The length covered by the nut and heater block will be the molten zone, with the melt zone (which is what I'm trying to taper) just above that. So the tapered area should extend, say, 1/2" above there. So about 1 1/2" of tapered area. ~3/16" reamed out on the end of the bolt. Okay then, Looks like 1/4" is out, b/c 3/16>5/64. How deeply can a 5/16" bolt be reamed, assuming it's exactly centered and we touch the thread on the outside? Only ~3/4"! Something's wrong somewhere?

I'm trying to make the melt zone shorter, not the molten zone! I need to find a reamer with a lesser slope. I found one called a "taper pin reamer" and the one needed for this job is "2/0" size.

I'll use the taper pin reamer to add a taper to the melt zone, above the heater block.

Bill of Materials, Tooling

GJ trip for extruder parts I'm going to junction today to buy the hot end parts (I'll be getting several bolts and acorn nuts, and enough washers & jam nuts to make two hot ends)

Fastenal 243-5754, pn 75170: brass ¼20 acorn, ea. ¼20 no more than an inch. 5/16 3" 10 in the ¼20 4", $17.90, 5/15 3" $40.25 for 25 of them.

Peachtree hardware on north has the acorn nuts but not the stainless steel bolt. 970-245-1736

Classic computer in delta has heatsink compound, little syringe full for 8.95. I'd prefer something cheaper (in both senses of the word) but that's available today, so I'm going to go for it.

I found a tool that would work for putting a taper on the inside of the extruder. It's 1/4" per foot taper, called a "taper pin reamer" designed for making tapered holes for a tapered pin.
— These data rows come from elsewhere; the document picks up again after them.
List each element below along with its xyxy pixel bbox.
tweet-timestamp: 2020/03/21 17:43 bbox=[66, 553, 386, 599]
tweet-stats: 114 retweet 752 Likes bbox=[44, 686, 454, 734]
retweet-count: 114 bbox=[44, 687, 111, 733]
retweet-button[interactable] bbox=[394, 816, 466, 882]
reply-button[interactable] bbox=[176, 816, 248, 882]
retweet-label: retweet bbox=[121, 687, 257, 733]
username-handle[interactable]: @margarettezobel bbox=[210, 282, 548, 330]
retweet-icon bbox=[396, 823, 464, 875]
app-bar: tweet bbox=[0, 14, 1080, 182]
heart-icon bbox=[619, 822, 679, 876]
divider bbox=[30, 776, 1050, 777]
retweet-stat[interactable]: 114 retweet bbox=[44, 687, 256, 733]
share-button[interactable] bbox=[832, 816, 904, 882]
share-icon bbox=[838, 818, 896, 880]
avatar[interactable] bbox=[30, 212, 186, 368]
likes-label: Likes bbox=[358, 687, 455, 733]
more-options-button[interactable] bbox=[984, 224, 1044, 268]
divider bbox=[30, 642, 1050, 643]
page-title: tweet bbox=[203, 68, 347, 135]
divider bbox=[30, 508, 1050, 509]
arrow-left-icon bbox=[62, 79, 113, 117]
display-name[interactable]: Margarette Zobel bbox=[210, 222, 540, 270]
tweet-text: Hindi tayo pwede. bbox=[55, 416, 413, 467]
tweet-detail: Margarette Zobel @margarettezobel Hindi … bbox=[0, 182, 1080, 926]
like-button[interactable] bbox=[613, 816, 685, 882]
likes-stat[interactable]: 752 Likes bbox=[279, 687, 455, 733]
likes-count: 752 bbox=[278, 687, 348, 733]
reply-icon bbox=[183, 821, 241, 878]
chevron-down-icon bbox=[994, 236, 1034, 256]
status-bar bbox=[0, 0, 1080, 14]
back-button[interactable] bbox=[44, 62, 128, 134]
More info on taper pin reamers: has a pdf which lists gauge sizes, with tip and end sizes in decimal inch for each end of each reamer. According to that I want a '5/16" (2/0)' size, which has a tip of .1137 (<.125) and a large end size of 0.1638. It's flute length is only 1-9/16", but the overall length is 1" longer, so I should be able to get it deep enough in the barrel to taper the melt zone! Found a 2/0 for 7.25+shipping which was the best price I found. But their order page didn't load after giving them my CC#. I guess I'll have to wait till Monday to see if they received my order... The taper isn't essential to extruder operation, but would help especially with some types of plastic. (PLA?)